Two Indians, Filipino among 2016 Ramon Magsaysay awardees

Two Indians, Filipino among 2016 Ramon Magsaysay awardees

July 28, 2016
India's Bezwada Wilson, who is among the six recipients of this year's Ramon Magsaysay Award, interacts with his colleagues at the Safai Karmachari Andolan (SKA) office in New Delhi, India, on Wednesday. — AP
India's Bezwada Wilson, who is among the six recipients of this year's Ramon Magsaysay Award, interacts with his colleagues at the Safai Karmachari Andolan (SKA) office in New Delhi, India, on Wednesday. — AP

MANILA — An Indian who led a grassroots movement on behalf of the low-caste Dalit community and the Philippines’ chief anti-corruption fighter are among the six recipients of this year’s Ramon Magsaysay Award, honoring leadership in solving society’s most intractable problems.

The other recipients named on Wednesday are an emergency aid provider in Laos, an Indonesian Muslim philanthropy group, an Indian musician and a Japanese volunteer group. The awards, named for a former Philippine president, are regarded as Asia’s equivalent of the Nobel Prize. The foundation will formally confer the awards on Aug. 31 in Manila.

Bezwada Wilson, who was the first in his Dalit family to pursue higher education, is being honored for his 32-year crusade. He recruited volunteers and worked with Dalit activists to organize a people’s movement called Safai Karmachari Andolan (SKA) that has filed cases and liberated around half of an estimated 600,000 people from manually removing human excrement from dry latrines.

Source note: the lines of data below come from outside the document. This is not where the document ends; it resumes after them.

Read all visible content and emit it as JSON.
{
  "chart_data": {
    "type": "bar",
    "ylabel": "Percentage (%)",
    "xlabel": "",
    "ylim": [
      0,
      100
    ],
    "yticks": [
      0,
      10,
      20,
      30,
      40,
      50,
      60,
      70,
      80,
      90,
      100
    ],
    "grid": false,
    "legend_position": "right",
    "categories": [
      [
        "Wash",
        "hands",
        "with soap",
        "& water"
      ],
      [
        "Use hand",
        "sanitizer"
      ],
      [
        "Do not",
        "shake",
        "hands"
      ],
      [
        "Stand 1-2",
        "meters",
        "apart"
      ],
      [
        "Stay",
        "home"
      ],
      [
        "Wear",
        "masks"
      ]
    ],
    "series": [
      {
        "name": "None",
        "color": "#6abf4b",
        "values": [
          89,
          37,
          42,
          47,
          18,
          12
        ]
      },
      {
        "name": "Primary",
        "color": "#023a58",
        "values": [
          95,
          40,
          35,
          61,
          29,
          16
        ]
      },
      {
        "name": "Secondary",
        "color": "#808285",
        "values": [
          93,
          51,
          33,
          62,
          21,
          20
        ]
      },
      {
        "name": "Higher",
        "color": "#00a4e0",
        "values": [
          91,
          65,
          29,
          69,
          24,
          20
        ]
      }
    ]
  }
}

Conchita Carpio-Morales, the Philippines’ ombudsman, or public prosecutor, is also being honored “for her moral courage and commitment to justice” in tackling head-on corruption, one of the most intractable problems of the Philippines. The former Supreme Court justice has filed cases against a former president and other high-ranking officials and raised her office’s conviction rate from 33.3 percent in 2011 to 74.5 percent in 2015. The foundation praised her “example of incorruptibility, diligence, vision and leadership of the highest ethical standards in public service.”

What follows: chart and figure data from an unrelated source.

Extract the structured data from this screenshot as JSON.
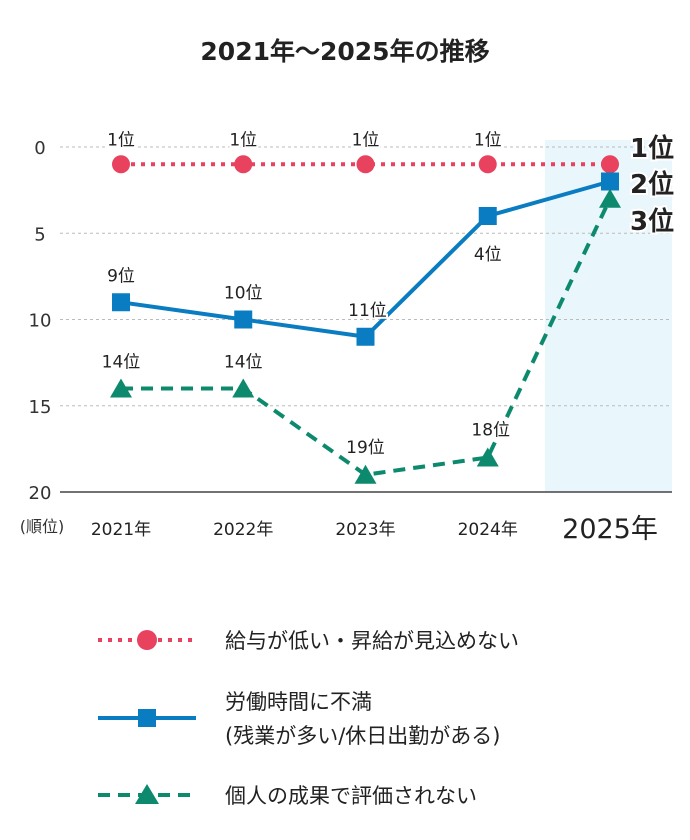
{
  "chart_data": {
    "type": "line",
    "title": "2021年～2025年の推移",
    "ylabel": "(順位)",
    "categories": [
      "2021年",
      "2022年",
      "2023年",
      "2024年",
      "2025年"
    ],
    "ylim": [
      0,
      20
    ],
    "y_inverted": true,
    "yticks": [
      0,
      5,
      10,
      15,
      20
    ],
    "grid": true,
    "highlight_category": "2025年",
    "legend_position": "bottom",
    "series": [
      {
        "name": "給与が低い・昇給が見込めない",
        "values": [
          1,
          1,
          1,
          1,
          1
        ],
        "labels": [
          "1位",
          "1位",
          "1位",
          "1位",
          "1位"
        ],
        "color": "#e8425f",
        "marker": "circle",
        "line": "dotted"
      },
      {
        "name": "労働時間に不満\n(残業が多い/休日出勤がある)",
        "name_lines": [
          "労働時間に不満",
          "(残業が多い/休日出勤がある)"
        ],
        "values": [
          9,
          10,
          11,
          4,
          2
        ],
        "labels": [
          "9位",
          "10位",
          "11位",
          "4位",
          "2位"
        ],
        "color": "#0a7cc1",
        "marker": "square",
        "line": "solid"
      },
      {
        "name": "個人の成果で評価されない",
        "values": [
          14,
          14,
          19,
          18,
          3
        ],
        "labels": [
          "14位",
          "14位",
          "19位",
          "18位",
          "3位"
        ],
        "color": "#0d8a6e",
        "marker": "triangle",
        "line": "dashed"
      }
    ]
  }
}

Indian artist Thodur Madabusi Krishna has been chosen to receive the emergent leadership award for “his forceful commitment as artist and advocate to art’s power to heal India’s deep social divisions.” Born to a privileged Bhramin family in Chennai in 1976, he was trained in aristocratic Karnatic music that has become almost exclusive to the elite.

But he has worked since the 1990s to bring Karnatic music to the youth and public schools, identify gifted rural youth to be trained in Chennai under well-known artists, and to bring together students from diverse social backgrounds to interact with renowned artists and learn about different art forms.

The Indonesian organization Dompet Dhuafa has redefined the landscape for zakat — the tax on an adult’s wealth that is a cornerstone of the Islamic faith. The organization has become the largest philanthropic organization in Indonesia today, in terms of donations received totaling $20.2 million, reaching 13 million beneficiaries as of 2015, with at least 20 percent of them moved out of poverty.

The Japan Overseas Cooperation Volunteers group, founded 51 years ago, sends young adults abroad to volunteer in other communities. The foundation praised its volunteers “for their idealism and spirit of service in advancing the lives of communities other than their own” and laying “the true foundation for peace and international understanding.”

Vientiane Rescue of Laos is being awarded for its “heroic work in saving Laotian lives in a time and place of great need, under the most deprived circumstances.” The group, put up in 2007 by volunteers aghast at how victims of road accidents in Laos’ capital are left to die because of lack of emergency assistance, operates a free ambulance service, despite the lack of equipment, sponsors, and formal training.